Shelley's "ETL must die" view has its doubters. Coming to the defense of ETL, Mike Olson, CEO of Cloudera, the leading Hadoop software distributor, recently told InformationWeek, "Almost without exception, when we see Hadoop in real customer deployments, it is stood up next to existing infrastructure that's aimed at existing business problems."
Shelley sees Hadoop as part of a larger IT ecosystem, too, and says systems such as Teradata will continue to have an important, focused role at Sears. But he's on the far end of the spectrum in terms of how much of the legacy environment Hadoop might replace. Countering Shelley's sometimes sweeping predictions of legacy system replacement, Olson says: "It's unlikely that a brand-new entrant to the market [like Hadoop] is going to displace tools for established workloads."
Sears' main Hadoop cluster has nearly 300 nodes, and it's populated with 2 PB of data--mostly structured data such as customer transaction, point of sale, and supply chain. (Hadoop systems create two copies of the data, so the total environment is 6 PB).

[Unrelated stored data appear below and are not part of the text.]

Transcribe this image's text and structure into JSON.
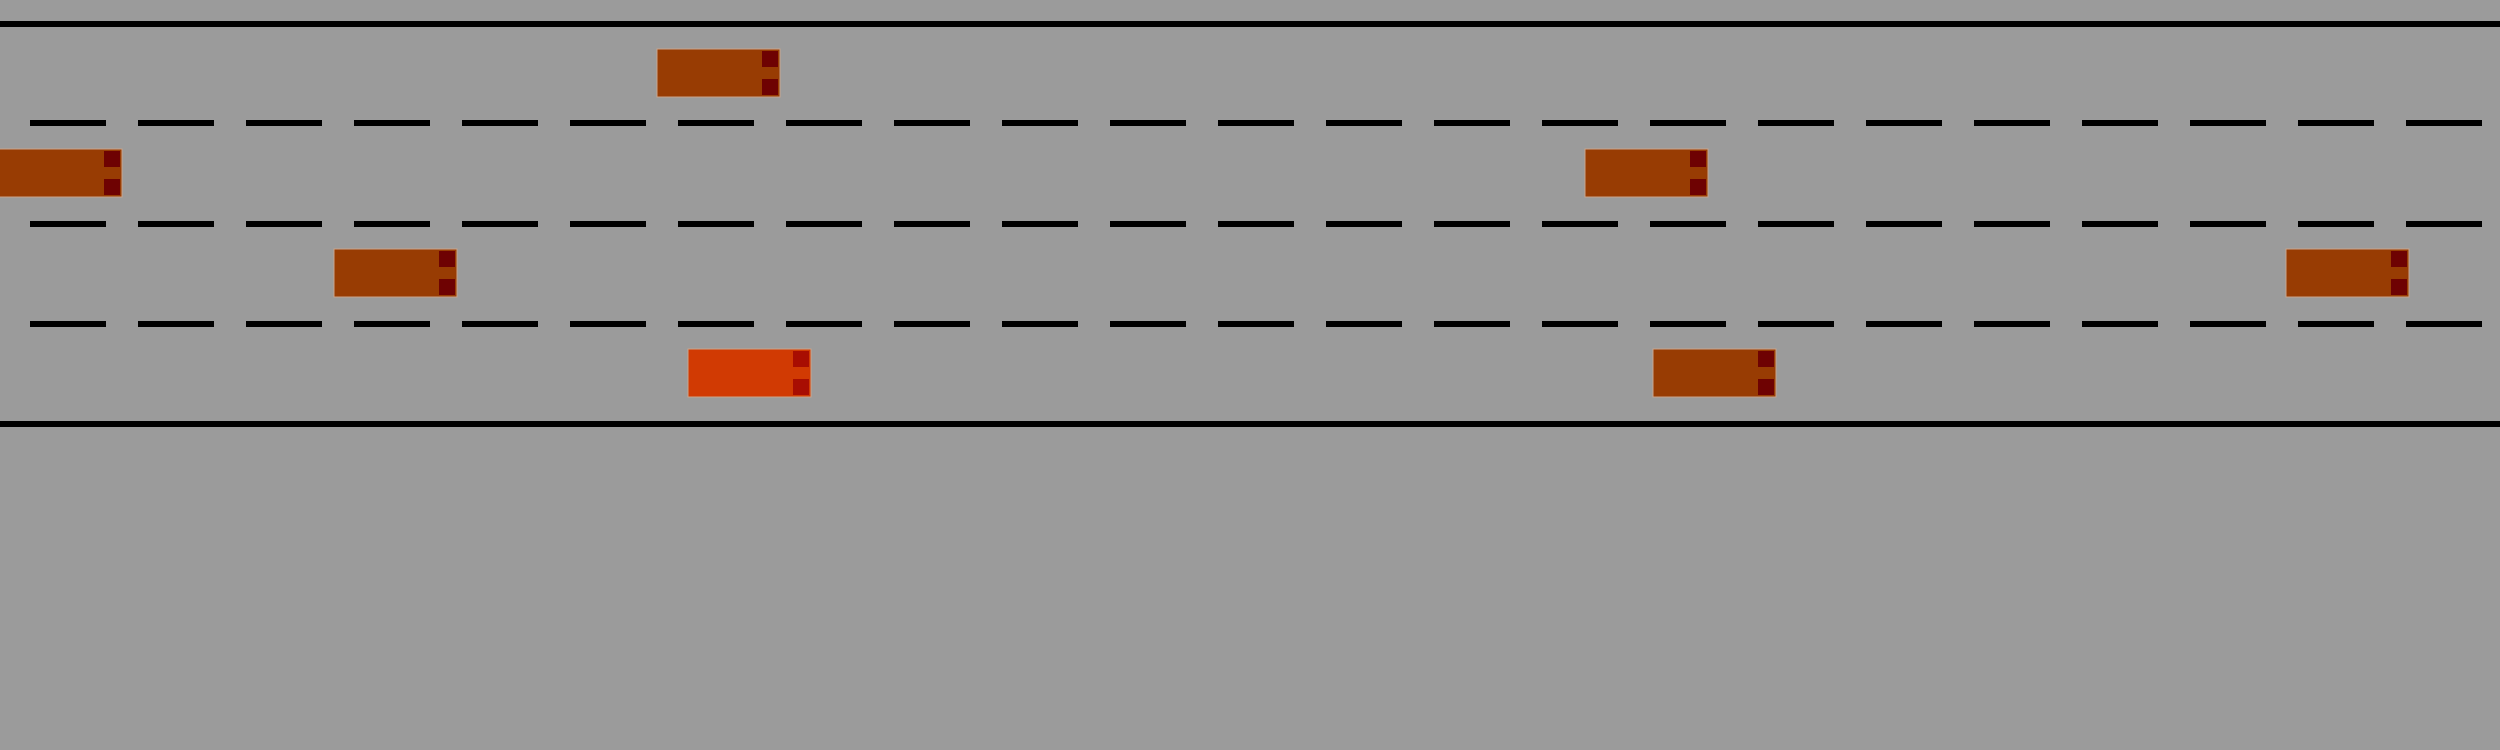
{
  "road": {
    "lane_count": 4,
    "colors": {
      "ground": "#9b9b9b",
      "edge_line": "#000000",
      "lane_divider": "#000000",
      "vehicle": "#983c03",
      "vehicle_light": "#6e0202",
      "ego_vehicle": "#d13a03",
      "ego_vehicle_light": "#a80d02"
    }
  },
  "vehicles": [
    {
      "id": "vehicle-1",
      "lane": 1,
      "ego": false
    },
    {
      "id": "vehicle-2",
      "lane": 2,
      "ego": false
    },
    {
      "id": "vehicle-3",
      "lane": 2,
      "ego": false
    },
    {
      "id": "vehicle-4",
      "lane": 3,
      "ego": false
    },
    {
      "id": "vehicle-5",
      "lane": 3,
      "ego": false
    },
    {
      "id": "ego-vehicle",
      "lane": 4,
      "ego": true
    },
    {
      "id": "vehicle-6",
      "lane": 4,
      "ego": false
    }
  ]
}
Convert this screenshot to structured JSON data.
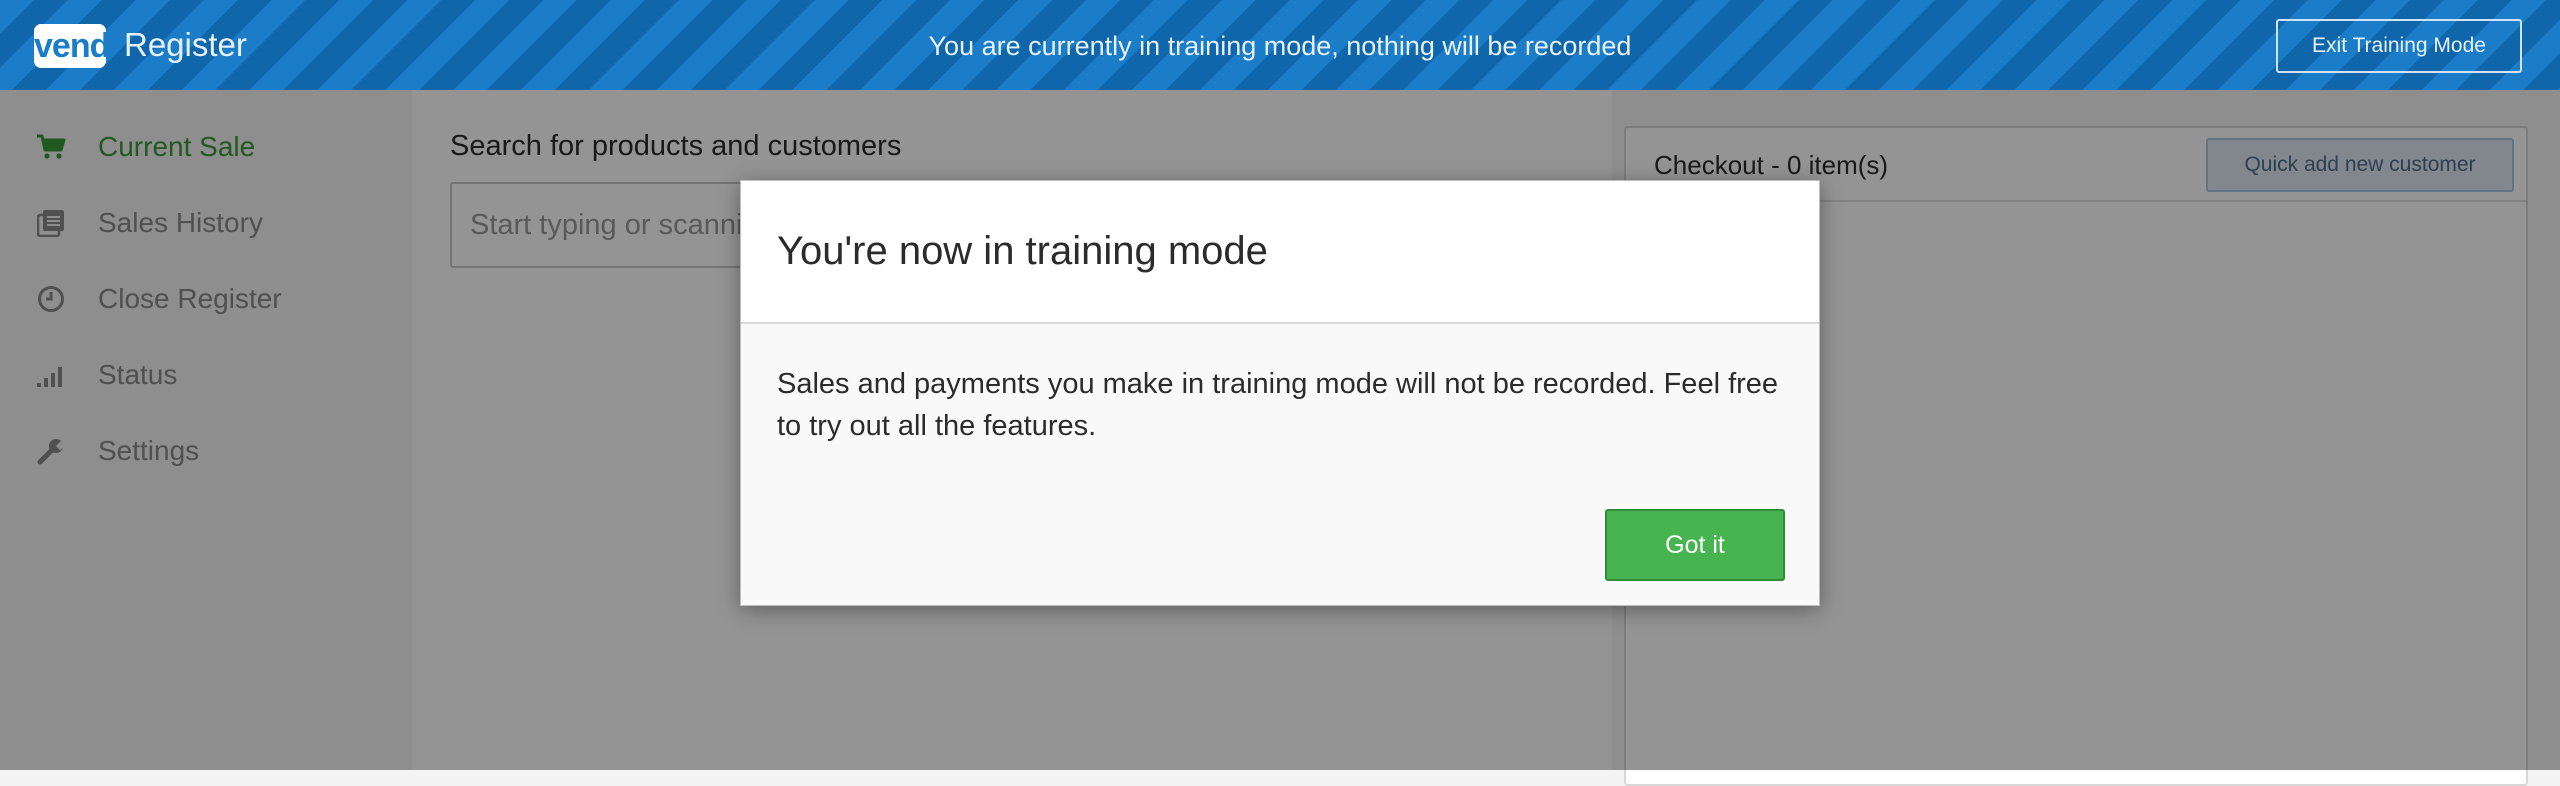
{
  "topbar": {
    "logo_text": "vend",
    "app_title": "Register",
    "banner": "You are currently in training mode, nothing will be recorded",
    "exit_button": "Exit Training Mode",
    "colors": {
      "stripe_light": "#1b7cc7",
      "stripe_dark": "#0f66ab"
    }
  },
  "sidebar": {
    "items": [
      {
        "label": "Current Sale",
        "icon": "cart-icon",
        "active": true
      },
      {
        "label": "Sales History",
        "icon": "history-icon",
        "active": false
      },
      {
        "label": "Close Register",
        "icon": "clock-icon",
        "active": false
      },
      {
        "label": "Status",
        "icon": "signal-icon",
        "active": false
      },
      {
        "label": "Settings",
        "icon": "wrench-icon",
        "active": false
      }
    ],
    "active_color": "#3a9a3a"
  },
  "main": {
    "search_heading": "Search for products and customers",
    "search_placeholder": "Start typing or scanning..."
  },
  "checkout": {
    "title": "Checkout - 0 item(s)",
    "quick_add_button": "Quick add new customer"
  },
  "modal": {
    "title": "You're now in training mode",
    "body": "Sales and payments you make in training mode will not be recorded. Feel free to try out all the features.",
    "confirm_button": "Got it",
    "confirm_color": "#46b550"
  }
}
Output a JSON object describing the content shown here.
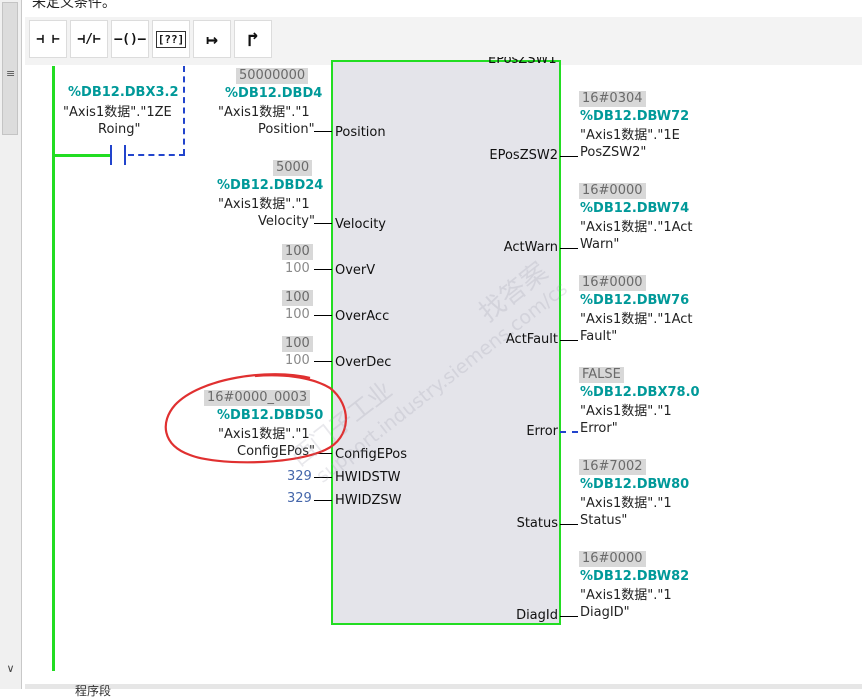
{
  "header": {
    "partial_text": "未定义条件。"
  },
  "toolbar": {
    "buttons": [
      {
        "name": "no-contact-icon",
        "glyph": "⊣ ⊢"
      },
      {
        "name": "nc-contact-icon",
        "glyph": "⊣/⊢"
      },
      {
        "name": "coil-icon",
        "glyph": "–()–"
      },
      {
        "name": "empty-box-icon",
        "glyph": "[??]"
      },
      {
        "name": "branch-open-icon",
        "glyph": "↦"
      },
      {
        "name": "branch-close-icon",
        "glyph": "↱"
      }
    ]
  },
  "contact": {
    "address": "%DB12.DBX3.2",
    "symbol_line1": "\"Axis1数据\".\"1ZE",
    "symbol_line2": "Roing\""
  },
  "block": {
    "top_label_partial": "EPosZSW1",
    "inputs": [
      {
        "pin": "Position",
        "value": "50000000",
        "address": "%DB12.DBD4",
        "symbol_line1": "\"Axis1数据\".\"1",
        "symbol_line2": "Position\""
      },
      {
        "pin": "Velocity",
        "value": "5000",
        "address": "%DB12.DBD24",
        "symbol_line1": "\"Axis1数据\".\"1",
        "symbol_line2": "Velocity\""
      },
      {
        "pin": "OverV",
        "value": "100",
        "constant": "100"
      },
      {
        "pin": "OverAcc",
        "value": "100",
        "constant": "100"
      },
      {
        "pin": "OverDec",
        "value": "100",
        "constant": "100"
      },
      {
        "pin": "ConfigEPos",
        "value": "16#0000_0003",
        "address": "%DB12.DBD50",
        "symbol_line1": "\"Axis1数据\".\"1",
        "symbol_line2": "ConfigEPos\""
      },
      {
        "pin": "HWIDSTW",
        "constant": "329"
      },
      {
        "pin": "HWIDZSW",
        "constant": "329"
      }
    ],
    "outputs": [
      {
        "pin": "EPosZSW2",
        "value": "16#0304",
        "address": "%DB12.DBW72",
        "symbol_line1": "\"Axis1数据\".\"1E",
        "symbol_line2": "PosZSW2\""
      },
      {
        "pin": "ActWarn",
        "value": "16#0000",
        "address": "%DB12.DBW74",
        "symbol_line1": "\"Axis1数据\".\"1Act",
        "symbol_line2": "Warn\""
      },
      {
        "pin": "ActFault",
        "value": "16#0000",
        "address": "%DB12.DBW76",
        "symbol_line1": "\"Axis1数据\".\"1Act",
        "symbol_line2": "Fault\""
      },
      {
        "pin": "Error",
        "value": "FALSE",
        "address": "%DB12.DBX78.0",
        "symbol_line1": "\"Axis1数据\".\"1",
        "symbol_line2": "Error\""
      },
      {
        "pin": "Status",
        "value": "16#7002",
        "address": "%DB12.DBW80",
        "symbol_line1": "\"Axis1数据\".\"1",
        "symbol_line2": "Status\""
      },
      {
        "pin": "DiagId",
        "value": "16#0000",
        "address": "%DB12.DBW82",
        "symbol_line1": "\"Axis1数据\".\"1",
        "symbol_line2": "DiagID\""
      }
    ]
  },
  "watermark": {
    "text1": "找答案",
    "text2": "西门子工业",
    "url": "support.industry.siemens.com/cs"
  },
  "footer": {
    "partial_text": "程序段"
  },
  "colors": {
    "rail": "#22dd22",
    "address": "#009999",
    "annotation": "#e03030",
    "block_bg": "#e4e4ea"
  }
}
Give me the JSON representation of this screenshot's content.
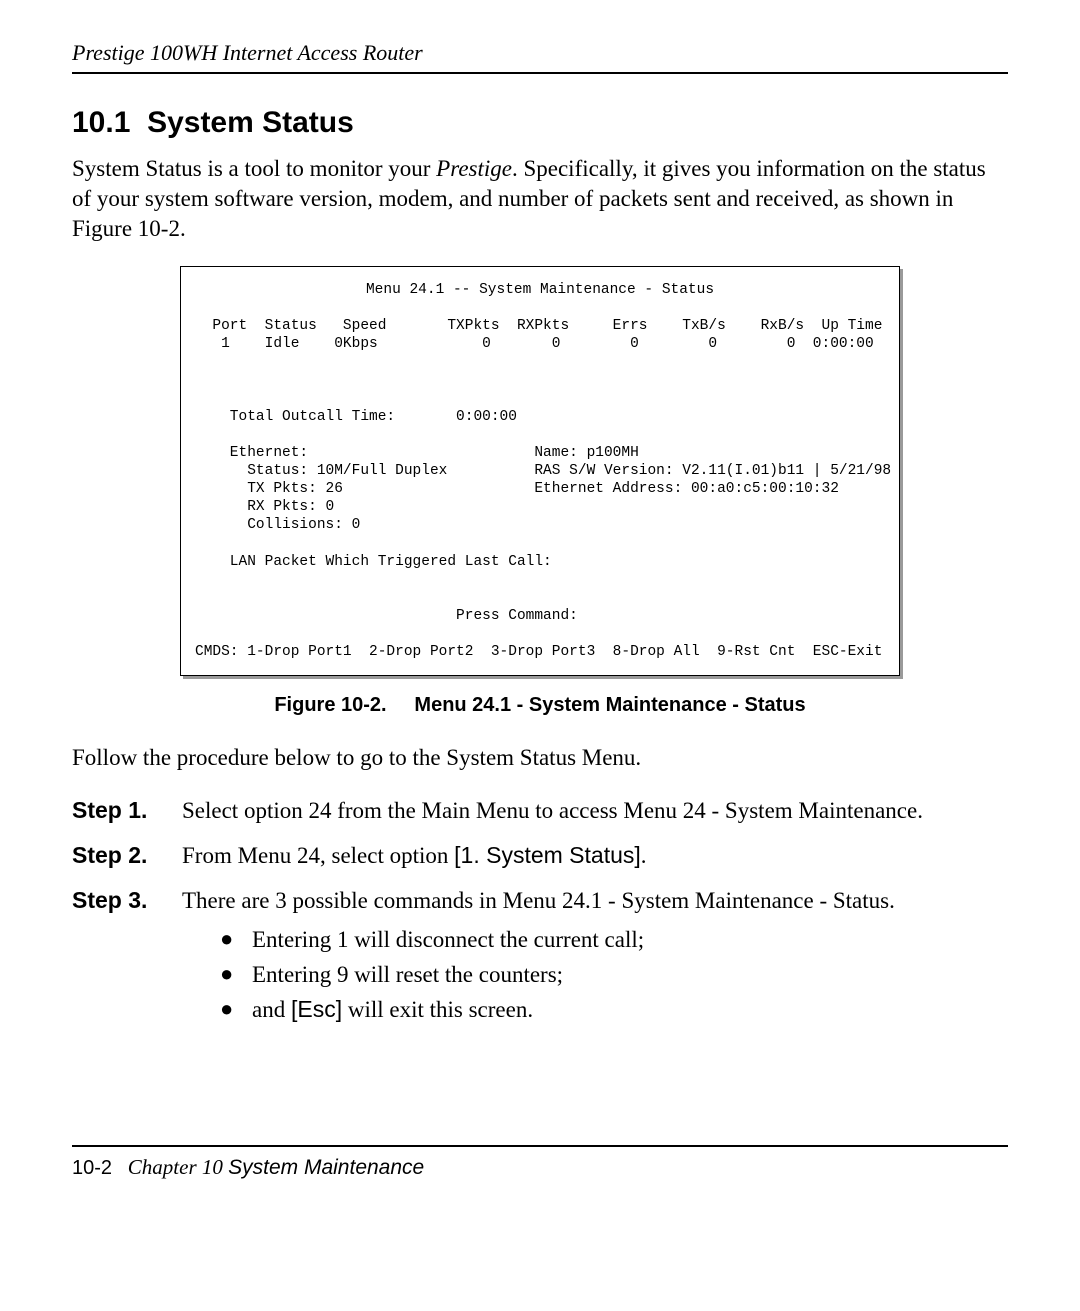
{
  "header": "Prestige 100WH Internet Access Router",
  "section_number": "10.1",
  "section_title": "System Status",
  "intro_before_italic": "System Status is a tool to monitor your ",
  "intro_italic": "Prestige",
  "intro_after_italic": ". Specifically, it gives you information on the status of your system software version, modem, and number of packets sent and received, as shown in Figure 10-2.",
  "terminal": {
    "title": "Menu 24.1 -- System Maintenance - Status",
    "cols": "  Port  Status   Speed       TXPkts  RXPkts     Errs    TxB/s    RxB/s  Up Time",
    "row": "   1    Idle    0Kbps            0       0        0        0        0  0:00:00",
    "outcall_line": "    Total Outcall Time:       0:00:00",
    "eth_header": "    Ethernet:                          Name: p100MH",
    "eth_status": "      Status: 10M/Full Duplex          RAS S/W Version: V2.11(I.01)b11 | 5/21/98",
    "eth_tx": "      TX Pkts: 26                      Ethernet Address: 00:a0:c5:00:10:32",
    "eth_rx": "      RX Pkts: 0",
    "eth_coll": "      Collisions: 0",
    "lan_packet": "    LAN Packet Which Triggered Last Call:",
    "press_cmd": "                              Press Command:",
    "cmds": "CMDS: 1-Drop Port1  2-Drop Port2  3-Drop Port3  8-Drop All  9-Rst Cnt  ESC-Exit"
  },
  "figure_label": "Figure 10-2.",
  "figure_title": "Menu 24.1 - System Maintenance - Status",
  "follow_text": "Follow the procedure below to go to the System Status Menu.",
  "steps": [
    {
      "label": "Step 1.",
      "body_plain": "Select option 24 from the Main Menu to access Menu 24 - System Maintenance."
    },
    {
      "label": "Step 2.",
      "body_before": "From Menu 24, select option ",
      "body_sans": "[1. System Status]",
      "body_after": "."
    },
    {
      "label": "Step 3.",
      "body_plain": "There are 3 possible commands in Menu 24.1 - System Maintenance - Status.",
      "bullets": [
        {
          "text": "Entering 1 will disconnect the current call;"
        },
        {
          "text": "Entering 9 will reset the counters;"
        },
        {
          "before": "and ",
          "sans": "[Esc]",
          "after": " will exit this screen."
        }
      ]
    }
  ],
  "footer": {
    "page_num": "10-2",
    "chapter_label": "Chapter 10",
    "chapter_title": "System Maintenance"
  }
}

To give a sense of how early Sears was to Hadoop development, Wal-Mart divulged early this year that it was scaling out an experimental 10-node Hadoop cluster for e-commerce analysis. Sears passed that size in 2010.
Sears now keeps all of its data down to individual transactions (rather than aggregates) and years of history (rather than imposing quarterly windows on certain data, as it did previously). That's raw data, which Shelley says Sears can refactor and combine as needed quickly and efficiently within Hadoop.
Hadoop isn't a science project at Sears--critical reports run on the platform, including financial analyses; SEC reporting; logistics planning; and analyses of supply chains, products, and customer data. For ad hoc query and analysis, Sears uses Datameer, a spreadsheet-style tool that supports data exploration and visualization directly on Hadoop, without copying or moving data. Using Datameer, Sears can develop in three days interactive reports that used to take IT six to 12 weeks, Shelley says. The old approach required intensive IT support for ETL, data cubing, and associated testing. Now line-of-business power users are developing most of the new reports.